Patricia Carney, PhD, from Oregon Health and Science University, and colleagues examined the amount of time radiologists spent viewing images and their confidence level on a test set of screening mammography exams, evaluating any relationship to interpretive performance (AJR, April 2012, Vol. 198:4, pp. 970-978).
"Little is known about how time spent examining different types of mammographic images affects interpretive accuracy outside of comparisons between digital and screen-film mammography or between mammography with and without the use of computer-aided detection," Carney and colleagues wrote."Understanding how time spent interpreting mammography affects performance could assist radiologists in avoiding viewing behaviors unlikely to improve accuracy."
The study included 119 radiologists from six U.S. National Cancer Institute-funded Breast Cancer Surveillance Consortium (BCSC) mammography registries: Carolina Mammography Registry, New Hampshire Mammography Network, New Mexico Mammography Project, Vermont Breast Cancer Surveillance System, and Group Health Cooperative in Western Washington.
The radiologists were randomized to interpret one of four test sets; each test set consisted of 109 cases of digitized four-view screening film-screen mammograms with prior-comparison screening views. They also completed 12 demographic and clinical practice survey questions. The cases were gathered from screening exams of women ages 40 to 69 performed between 2000 and 2003 from the six participating registries; women who had received mastectomies and those with a history of breast cancer were excluded.
Sixty-four percent of the participating radiologists reported more than 10 years of experience in interpreting mammograms, and 72% reported reading at least 50 mammograms per week. Thirteen percent of the participating radiologists reported that they had completed or had plans to complete a fellowship in breast or women's imaging.
Carney's team defined "viewing time" for each case as the cumulative time spent viewing all mammographic images before recording which visible feature, if any, was the most significant finding. The study analysis included 11,484 interpretations performed by the participating radiologists.
The researchers found that longer interpretation times and greater confidence in an interpretation were associated with both greater sensitivity and more false positives in mammography screening.
"The radiologists spent more time viewing cases that had significant findings or cases for which they had less confidence in their interpretation," Carney and colleagues wrote. "Each additional minute of viewing time increased the probability of a true-positive interpretation among cancer cases by 1.12 regardless of confidence in the assessment. Among the radiologists who were very confident in their assessment, each additional minute of viewing time increased the adjusted risk of a false-positive interpretation among noncancer cases by 1.42, and this viewing-time effect diminished with decreasing confidence."

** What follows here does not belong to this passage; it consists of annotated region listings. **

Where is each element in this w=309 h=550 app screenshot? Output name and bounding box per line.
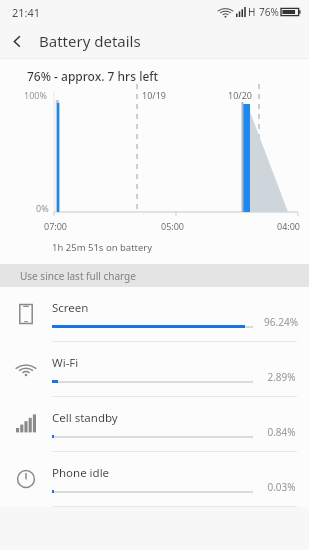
staticText: 10/19 <box>142 89 166 101</box>
staticText: 76% - approx. 7 hrs left <box>27 68 159 84</box>
staticText: 07:00 <box>44 220 68 232</box>
staticText: 76% <box>259 5 279 19</box>
staticText: 04:00 <box>277 220 301 232</box>
staticText: Use since last full charge <box>20 269 136 283</box>
staticText: Cell standby <box>52 410 118 426</box>
staticText: H <box>248 5 256 19</box>
staticText: 10/20 <box>228 89 252 101</box>
staticText: 05:00 <box>161 220 185 232</box>
staticText: 0% <box>36 202 49 214</box>
staticText: Wi-Fi <box>52 355 79 371</box>
staticText: 1h 25m 51s on battery <box>52 241 309 254</box>
button[interactable]: Cell standby <box>0 397 309 451</box>
staticText: 0.03% <box>267 480 296 494</box>
staticText: 2.89% <box>267 370 296 384</box>
staticText: 100% <box>24 89 47 101</box>
staticText: Phone idle <box>52 465 110 481</box>
staticText: 21:41 <box>12 5 41 20</box>
button[interactable]: Phone idle <box>0 452 309 506</box>
staticText: Battery details <box>39 31 141 51</box>
button[interactable]: Screen <box>0 287 309 341</box>
staticText: Screen <box>52 300 89 316</box>
button[interactable]: Wi-Fi <box>0 342 309 396</box>
staticText: 0.84% <box>267 425 296 439</box>
button[interactable]: Back <box>0 24 34 58</box>
staticText: 96.24% <box>264 315 298 329</box>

How do the findings translate to clinical care? Collaboration works, the authors suggested: Radiologists may not benefit from spending more time on an interpretation in which they are not confident, but from asking a colleague for a second opinion -- which could help less-experienced radiologists boost their knowledge and confidence in interpretations.
"The U.S. is one of the only countries that doesn't do double reading -- [computer-aided detection] is supposed to help with that," Carney told AuntMinnie.com. "But if a radiologist has uncertainty about an interpretation and could talk to a colleague with more experience about it, that could improve performance and reduce recalls due to overworkups."

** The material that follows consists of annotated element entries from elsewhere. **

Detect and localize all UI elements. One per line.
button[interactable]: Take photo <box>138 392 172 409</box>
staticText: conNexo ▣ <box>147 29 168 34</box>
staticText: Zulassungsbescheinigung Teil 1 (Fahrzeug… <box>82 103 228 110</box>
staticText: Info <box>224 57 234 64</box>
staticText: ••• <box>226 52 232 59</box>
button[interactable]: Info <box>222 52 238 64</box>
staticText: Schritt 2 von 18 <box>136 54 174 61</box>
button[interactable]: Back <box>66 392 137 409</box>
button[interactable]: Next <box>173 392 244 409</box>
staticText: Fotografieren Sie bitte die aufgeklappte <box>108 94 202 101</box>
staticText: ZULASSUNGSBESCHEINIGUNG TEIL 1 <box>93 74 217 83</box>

Can using BI-RADS reduce recall rates?
In a related study published in the same issue of the journal, researchers at Duke University Medical Center examined whether following a standardized BI-RADS lexicon for lesions seen on screening mammography could reduce screening recall rates(pp. 962-969).
Of 3,084 consecutive mammograms, 345 women with 437 lesions were recalled for additional imaging; these women constituted the study population, according to lead author Dr. Sujata Ghate. For the study, three radiologists retrospectively classified lesions using the standard BI-RADS lexicon and assigned each to one of four groups:
- Group A: The finding met BI-RADS lexicon criteria for recall.
- Group B: The finding did not meet strict BI-RADS criteria for recall but was suspicious enough to merit recall.
- Group C: The finding was classifiable by the BI-RADS lexicon but was not recalled because it was benign or stable.
- Group D: The finding was not considered an abnormality.
Nineteen malignancies were detected in the recalled population, for a cancer detection rate of 0.65%, Ghate and colleagues wrote. All 19 malignancies were considered appropriate for recall (Group A). If only group A lesions had been recalled, the recall rate would have decreased from 11.4% to 6.2%, representing a 46% reduction in recalls without affecting the cancer detection rate, according to the authors.
"Using the BI-RADS lexicon as a decision-making aid may help adjust thresholds for recalling indeterminate or suspicious lesions and reduce recall rates from screening mammography," they concluded.